Torian raised a hand to silence Jace. He looked at Silas with amusement. "Jace tells me you got lucky in the locker room. He says you used a piece of glass like a coward."

"I used a tool," Silas corrected. "He used two friends and a boot."

Torian stepped forward. Clank. Hiss. The hydraulic leg crushed a plastic cup on the floor, flattening it instantly. The power in that mechanical limb was enough to shatter a femur.

"I don't care about your excuses," Torian said. He reached into his jacket and pulled out a crisp, red piece of paper. He held it out.

Silas looked at it. "Sanctioned Duel Request."

"You hurt a member of my squad," Torian said, his eyes cold. "Jace can't fight with a severed nerve. So, I am challenging you in his place."

Silas read the fine print. It was a "Death Waiver."

In the Academy, duels were legal if both parties signed. If Kian refused, he would be labeled a coward and expelled immediately. Expulsion meant the slums.
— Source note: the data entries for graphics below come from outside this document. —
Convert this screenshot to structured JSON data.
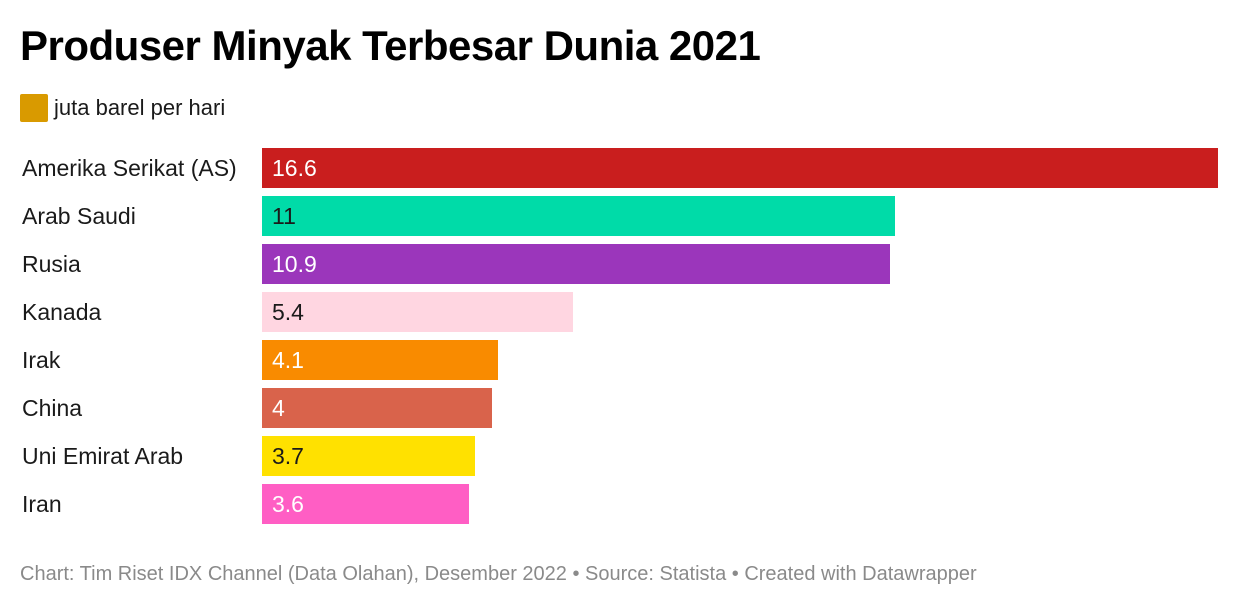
{
  "chart_data": {
    "type": "bar",
    "orientation": "horizontal",
    "title": "Produser Minyak Terbesar Dunia 2021",
    "legend": {
      "label": "juta barel per hari",
      "color": "#d99a00",
      "placement": "top-left"
    },
    "categories": [
      "Amerika Serikat (AS)",
      "Arab Saudi",
      "Rusia",
      "Kanada",
      "Irak",
      "China",
      "Uni Emirat Arab",
      "Iran"
    ],
    "values": [
      16.6,
      11,
      10.9,
      5.4,
      4.1,
      4,
      3.7,
      3.6
    ],
    "value_labels": [
      "16.6",
      "11",
      "10.9",
      "5.4",
      "4.1",
      "4",
      "3.7",
      "3.6"
    ],
    "colors": [
      "#c91e1e",
      "#00dba8",
      "#9b36bb",
      "#ffd6e1",
      "#f98b00",
      "#d9634b",
      "#ffe100",
      "#ff5ec4"
    ],
    "label_colors": [
      "#ffffff",
      "#1a1a1a",
      "#ffffff",
      "#1a1a1a",
      "#ffffff",
      "#ffffff",
      "#1a1a1a",
      "#ffffff"
    ],
    "xlim": [
      0,
      16.6
    ],
    "grid": false
  },
  "footer": "Chart: Tim Riset IDX Channel (Data Olahan), Desember 2022 • Source: Statista • Created with Datawrapper"
}
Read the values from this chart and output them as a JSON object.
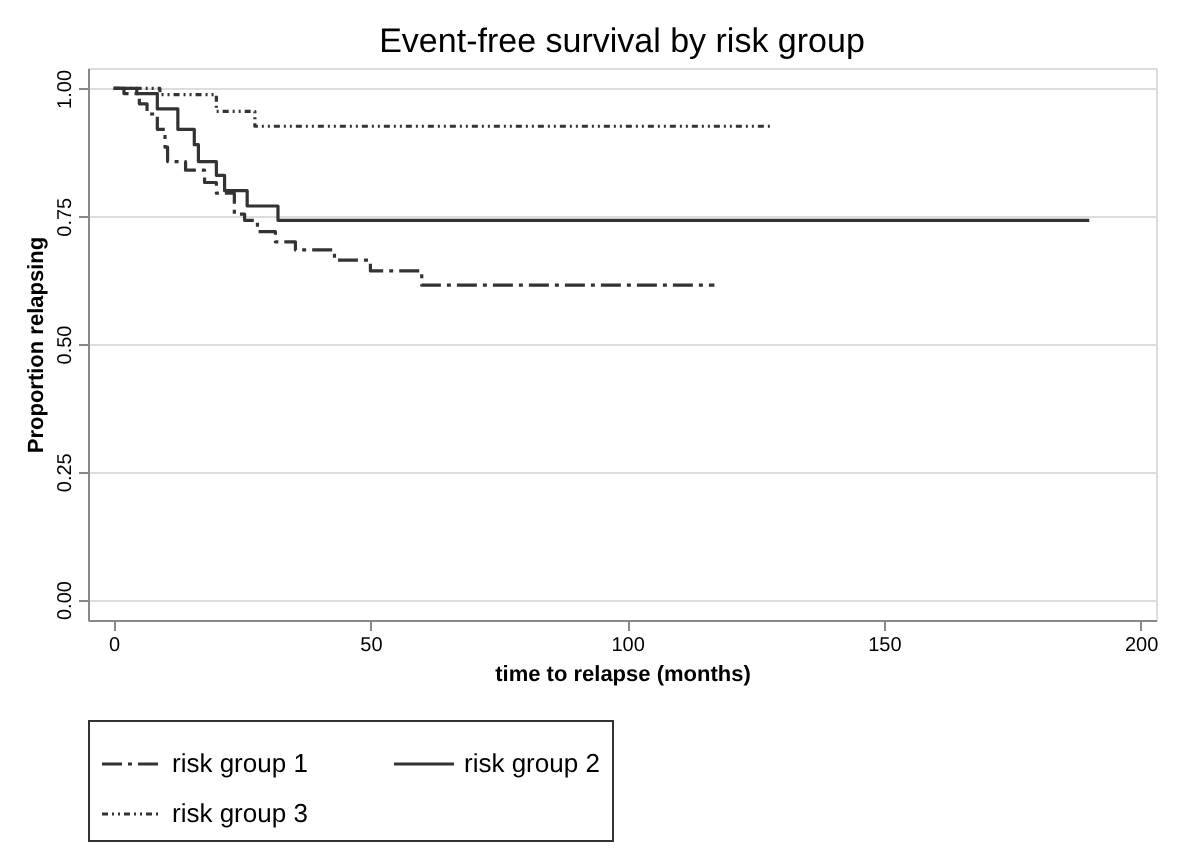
{
  "chart_data": {
    "type": "step",
    "title": "Event-free survival by risk group",
    "xlabel": "time to relapse (months)",
    "ylabel": "Proportion relapsing",
    "xlim": [
      -5,
      203
    ],
    "xticks": [
      0,
      50,
      100,
      150,
      200
    ],
    "ylim": [
      -0.04,
      1.04
    ],
    "yticks": [
      {
        "value": 0,
        "label": "0.00"
      },
      0.25,
      {
        "value": 0.5,
        "label": "0.50"
      },
      0.75,
      {
        "value": 1,
        "label": "1.00"
      }
    ],
    "grid": "y",
    "legend": "bottom",
    "marker": "none",
    "series": [
      {
        "name": "risk group 1",
        "color": "#333333",
        "line_style": "dashed",
        "x": [
          0,
          2,
          5,
          6.5,
          8.5,
          10,
          10.5,
          14,
          17.7,
          20,
          23.5,
          25.5,
          28,
          31.5,
          35.4,
          43,
          50,
          60,
          117
        ],
        "values": [
          1,
          0.99,
          0.97,
          0.95,
          0.92,
          0.885,
          0.857,
          0.84,
          0.816,
          0.795,
          0.754,
          0.742,
          0.72,
          0.7,
          0.684,
          0.664,
          0.643,
          0.615,
          0.615
        ]
      },
      {
        "name": "risk group 2",
        "color": "#333333",
        "line_style": "solid",
        "x": [
          0,
          4.5,
          8.5,
          12.5,
          15.7,
          16.5,
          20,
          21.6,
          26,
          32,
          190
        ],
        "values": [
          1,
          0.99,
          0.96,
          0.92,
          0.89,
          0.857,
          0.83,
          0.8,
          0.77,
          0.742,
          0.742
        ]
      },
      {
        "name": "risk group 3",
        "color": "#333333",
        "line_style": "dotted",
        "x": [
          0,
          9,
          20,
          27.5,
          128
        ],
        "values": [
          1,
          0.988,
          0.955,
          0.926,
          0.926
        ]
      }
    ]
  }
}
The slums meant death by starvation or gang violence within a week.

If he signed, he had to fight Torian in the Ring. Torian, who had an exoskeleton that could punch through concrete.

"If you don't sign," Jace sneered, "Security comes to escort you out of the gates in one hour. You’re finished, trash."

Torian smiled cruelly. "Sign it, and I promise to make it quick. I’ll aim for the head. You won’t feel a thing."

The room was silent. Jace watched with glee, waiting for Kian to beg.

Silas didn't beg. He didn't even tremble.

He reached out and took the paper. He looked at the hydraulic leg, calculating the PSI of the pistons. He looked at Torian’s arrogant stance.

"Do you have a pen?" Silas asked.

Torian blinked, confused. He handed over a stylus.

Silas pressed the paper against the wall. He signed Kian’s name with a steady, flourishing hand.

He handed it back.

"You... you signed it?" Jace stammered, his smile fading. "Do you want to die?"

Silas looked at Torian, then at the mechanical leg. A small, chilling smile touched his lips.

"I'm not the one who needs a machine to stand up," Silas said softly. "I'll see you in the Ring."

Torian snatched the paper back, his face darkening. The fear he expected to see wasn't there. And that bothered him more than the insult.

"You're dead, kid," Torian growled. He turned and marched out, the heavy clank-hiss of his leg echoing in the hallway.

Silas watched them go. He looked at his own trembling, weak hand. He had signed his death warrant if he couldn't fix this body.

But he was smiling, because for the first time in three hundred years, he had a war to fight.